Conservatives are still long and losing against decentralization and online anonymity, the foundation of philanthropic sites like Wikipedia. And they’re also fighting another major encrypted messaging app like WhatsApp, demanding, again unsuccessfully, that the service and others like it loosen encryption or installrear doorsto allow authorities access.
Naturally, Britain is not alone in requiring such wording, nor are its legislators uniquely Luddite. The United States Senate and the European Parliament have provided similar examples of massive technological ignorance allied with a would-be censorship zeal. None of these push for censorship and surveillance in any country understand that any exemption would defeat the rationale for using such services in the first place.
Any app that compromises these requirements will be abandoned, and other, more stealthy apps will steal market share overnight. Like their American and European counterparts, British conservatives have never fully understood the Internet or this side of the market.
Interestingly, however, the call for censors is moving beyond Britain’s Conservative Party and is increasingly spreading through parliament. The opposition Labor Party even called for a crackdown on virtual private networks (VPNs) in December, a deeply frivolous proposal that would be profoundly chaotic to even attempt.
A lot of remote work is only possible with VPNs, and those who are security conscious usually use them to stay away from the very online harm that the government is trying to regulate.
Meanwhile, many MPs also want to make it illegal to send nasty messages online.

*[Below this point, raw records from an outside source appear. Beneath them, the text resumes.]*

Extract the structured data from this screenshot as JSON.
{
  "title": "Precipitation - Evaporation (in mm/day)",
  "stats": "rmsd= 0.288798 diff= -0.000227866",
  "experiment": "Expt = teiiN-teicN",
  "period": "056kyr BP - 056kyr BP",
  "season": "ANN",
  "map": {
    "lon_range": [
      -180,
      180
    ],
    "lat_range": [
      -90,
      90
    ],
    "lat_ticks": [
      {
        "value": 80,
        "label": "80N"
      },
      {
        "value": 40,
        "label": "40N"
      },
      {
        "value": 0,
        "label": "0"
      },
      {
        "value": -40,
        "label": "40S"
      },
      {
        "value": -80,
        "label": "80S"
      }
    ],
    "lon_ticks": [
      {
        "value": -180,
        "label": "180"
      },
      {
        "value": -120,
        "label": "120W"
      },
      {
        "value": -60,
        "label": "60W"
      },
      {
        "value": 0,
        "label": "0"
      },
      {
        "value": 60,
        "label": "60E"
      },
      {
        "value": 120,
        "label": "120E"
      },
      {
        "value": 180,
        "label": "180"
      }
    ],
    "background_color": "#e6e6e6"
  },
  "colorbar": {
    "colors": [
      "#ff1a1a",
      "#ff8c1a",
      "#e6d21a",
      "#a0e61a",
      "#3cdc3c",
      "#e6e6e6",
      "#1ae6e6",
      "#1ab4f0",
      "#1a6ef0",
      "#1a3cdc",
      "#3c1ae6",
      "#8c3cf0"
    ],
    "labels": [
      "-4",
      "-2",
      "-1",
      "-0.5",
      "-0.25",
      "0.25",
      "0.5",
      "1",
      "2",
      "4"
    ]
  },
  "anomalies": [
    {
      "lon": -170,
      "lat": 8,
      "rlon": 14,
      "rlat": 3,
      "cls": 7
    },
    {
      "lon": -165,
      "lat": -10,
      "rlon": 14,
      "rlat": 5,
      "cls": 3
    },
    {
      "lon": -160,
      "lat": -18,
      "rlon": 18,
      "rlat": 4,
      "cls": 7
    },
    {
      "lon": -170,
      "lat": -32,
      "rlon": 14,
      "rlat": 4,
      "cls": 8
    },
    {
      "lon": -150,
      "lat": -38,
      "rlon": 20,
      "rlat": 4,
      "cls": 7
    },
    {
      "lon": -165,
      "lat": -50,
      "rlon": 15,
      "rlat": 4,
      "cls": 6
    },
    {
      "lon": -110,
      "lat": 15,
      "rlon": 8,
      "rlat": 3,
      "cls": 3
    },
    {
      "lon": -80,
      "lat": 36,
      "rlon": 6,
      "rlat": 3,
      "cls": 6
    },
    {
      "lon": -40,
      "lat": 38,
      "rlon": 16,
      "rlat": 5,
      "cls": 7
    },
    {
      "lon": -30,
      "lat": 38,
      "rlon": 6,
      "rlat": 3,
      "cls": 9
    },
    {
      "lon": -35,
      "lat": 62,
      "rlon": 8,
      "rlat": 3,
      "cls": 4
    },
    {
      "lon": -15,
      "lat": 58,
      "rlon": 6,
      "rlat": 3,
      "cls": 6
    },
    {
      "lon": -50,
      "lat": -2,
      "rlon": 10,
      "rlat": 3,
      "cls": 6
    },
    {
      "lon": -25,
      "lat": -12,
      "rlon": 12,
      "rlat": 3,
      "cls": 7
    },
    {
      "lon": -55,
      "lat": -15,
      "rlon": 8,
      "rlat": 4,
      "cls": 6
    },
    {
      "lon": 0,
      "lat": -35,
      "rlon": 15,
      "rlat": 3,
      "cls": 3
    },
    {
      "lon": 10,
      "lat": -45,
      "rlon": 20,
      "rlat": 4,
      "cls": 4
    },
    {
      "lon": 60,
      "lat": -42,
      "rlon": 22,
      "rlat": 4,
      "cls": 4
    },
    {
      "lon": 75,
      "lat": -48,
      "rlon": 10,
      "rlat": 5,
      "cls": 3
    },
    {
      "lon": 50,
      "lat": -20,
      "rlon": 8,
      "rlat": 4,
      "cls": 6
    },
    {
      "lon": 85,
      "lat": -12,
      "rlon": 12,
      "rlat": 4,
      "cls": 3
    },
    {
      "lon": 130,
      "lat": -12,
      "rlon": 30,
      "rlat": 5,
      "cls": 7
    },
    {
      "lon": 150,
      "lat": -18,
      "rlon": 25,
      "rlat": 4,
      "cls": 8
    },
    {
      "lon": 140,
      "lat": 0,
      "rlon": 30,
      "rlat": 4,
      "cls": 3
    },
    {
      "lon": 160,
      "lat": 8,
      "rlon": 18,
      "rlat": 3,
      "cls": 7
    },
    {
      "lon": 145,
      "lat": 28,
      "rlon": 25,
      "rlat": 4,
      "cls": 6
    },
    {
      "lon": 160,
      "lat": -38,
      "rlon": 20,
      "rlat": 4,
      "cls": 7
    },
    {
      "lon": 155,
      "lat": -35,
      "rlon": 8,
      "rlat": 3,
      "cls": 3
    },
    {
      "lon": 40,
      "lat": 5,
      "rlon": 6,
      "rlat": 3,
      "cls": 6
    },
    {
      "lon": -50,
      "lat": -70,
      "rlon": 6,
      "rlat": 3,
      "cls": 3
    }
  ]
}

When my former MP David Eames was murdered in 2021 – with a knife, not a tweet – MP Marc Francois used the heated parliamentary debate to call for a “Law of David” that would punish certain types of online behaviour, making it. unable to install anonymously — something that would testify to the government’s staggering over-problem.

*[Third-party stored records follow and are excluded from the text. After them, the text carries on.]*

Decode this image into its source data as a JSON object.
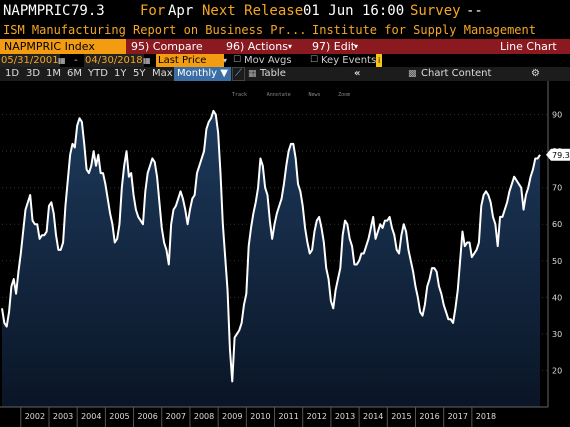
{
  "header": {
    "ticker": "NAPMPRIC",
    "last_value": "79.3",
    "for_label": "For",
    "for_value": "Apr",
    "next_release_label": "Next Release",
    "next_release_value": "01 Jun 16:00",
    "survey_label": "Survey",
    "survey_value": "--"
  },
  "subtitle": {
    "description": "ISM Manufacturing Report on Business Pr...",
    "source": "Institute for Supply Management"
  },
  "menubar": {
    "index_label": "NAPMPRIC Index",
    "compare": "95) Compare",
    "actions": "96) Actions",
    "edit": "97) Edit",
    "chart_type": "Line Chart"
  },
  "options": {
    "start_date": "05/31/2001",
    "end_date": "04/30/2018",
    "field": "Last Price",
    "mov_avgs": "Mov Avgs",
    "key_events": "Key Events"
  },
  "toolbar": {
    "periods": [
      "1D",
      "3D",
      "1M",
      "6M",
      "YTD",
      "1Y",
      "5Y",
      "Max"
    ],
    "frequency": "Monthly",
    "table": "Table",
    "chart_content": "Chart Content",
    "annotation_tools": [
      "Track",
      "Annotate",
      "News",
      "Zoom"
    ]
  },
  "colors": {
    "background": "#000000",
    "fill_top": "#1d3a5c",
    "fill_bottom": "#0a1526",
    "line": "#ffffff",
    "value_tag": "#ffffff",
    "accent": "#f5a623",
    "menubar": "#8b1a20"
  },
  "chart_data": {
    "type": "area",
    "title": "",
    "xlabel": "",
    "ylabel": "",
    "ylim": [
      10,
      97
    ],
    "y_ticks": [
      20,
      30,
      40,
      50,
      60,
      70,
      80,
      90
    ],
    "x_tick_labels": [
      "2002",
      "2003",
      "2004",
      "2005",
      "2006",
      "2007",
      "2008",
      "2009",
      "2010",
      "2011",
      "2012",
      "2013",
      "2014",
      "2015",
      "2016",
      "2017",
      "2018"
    ],
    "last_value_label": "79.3",
    "series": [
      {
        "start": "2001-05",
        "frequency": "monthly",
        "values": [
          37,
          33,
          32,
          36,
          43,
          45,
          41,
          47,
          52,
          58,
          64,
          66,
          68,
          61,
          60,
          60,
          56,
          57,
          57,
          58,
          65,
          66,
          63,
          57,
          53,
          53,
          55,
          65,
          72,
          79,
          82,
          81,
          87,
          89,
          88,
          82,
          75,
          74,
          76,
          80,
          76,
          79,
          74,
          74,
          71,
          67,
          63,
          60,
          55,
          56,
          60,
          70,
          76,
          80,
          73,
          74,
          68,
          64,
          62,
          61,
          60,
          69,
          74,
          76,
          78,
          77,
          73,
          66,
          59,
          55,
          53,
          49,
          60,
          64,
          65,
          67,
          69,
          67,
          64,
          60,
          64,
          67,
          68,
          74,
          76,
          78,
          80,
          86,
          88,
          89,
          91,
          90,
          85,
          74,
          60,
          51,
          42,
          26,
          17,
          29,
          30,
          31,
          33,
          38,
          41,
          54,
          59,
          63,
          66,
          70,
          78,
          76,
          70,
          68,
          61,
          56,
          60,
          63,
          65,
          67,
          71,
          76,
          80,
          82,
          82,
          78,
          71,
          69,
          65,
          59,
          55,
          52,
          53,
          58,
          61,
          62,
          59,
          55,
          48,
          45,
          39,
          37,
          42,
          45,
          48,
          57,
          61,
          60,
          56,
          54,
          49,
          49,
          50,
          52,
          52,
          54,
          56,
          59,
          62,
          56,
          58,
          60,
          59,
          61,
          61,
          62,
          59,
          57,
          53,
          52,
          57,
          60,
          58,
          53,
          50,
          47,
          43,
          40,
          36,
          35,
          38,
          43,
          45,
          48,
          48,
          47,
          43,
          41,
          38,
          36,
          34,
          34,
          33,
          37,
          42,
          50,
          58,
          54,
          55,
          55,
          51,
          52,
          53,
          55,
          65,
          68,
          69,
          68,
          66,
          62,
          60,
          54,
          62,
          62,
          64,
          66,
          69,
          71,
          73,
          72,
          71,
          70,
          64,
          68,
          70,
          73,
          75,
          78,
          78,
          79
        ]
      }
    ]
  }
}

Compared to other democracies, Britain’s laws are already subject to unique censorship. Individuals are routinely fined or sent to jail for dangerous texts and snarky tweets under the Communications Act and the Public Order Act. And if they get out, even messages sent using encryption can land people in jail for causing “gross offence.”
In Scotland, for example, internet users are now subject to a new hate crime law that could send them to prison for “inciting hatred,” a term without an adequate definition that could prove too powerful in the hands of overzealous prosecutors.
But beyond jailing individuals for off-color communications, the UK government fundamentally wants the ability to censor online platforms, while criticizing authoritarian regimes for doing the same. An individual can already be jailed for expressing bad thoughts, but the government, along with much of the opposition, now wants to deny it the possibility and space in the first place.
This is the basic assumption behind the proposed bill. That the internet needs to be made safer by users and the state should be understood and approached with measured caution.
But life itself is dangerous. risks cannot be avoided. And no regulation can secure the Internet for every user, nor can it protect every user from abuse.
In other areas of life, we are forced to take responsibility for the consequences of our actions; Parents are expected to be responsible for their children. But when the Internet grows too large to directly control, the state and the Conservative Party are stretched into overdrive.
Politicians believe that the public wants censorship, hard and fast and as soon as possible. But while they may be right, the consequences of massive state dominance are never pretty. And we’ll definitely be seeing them soon.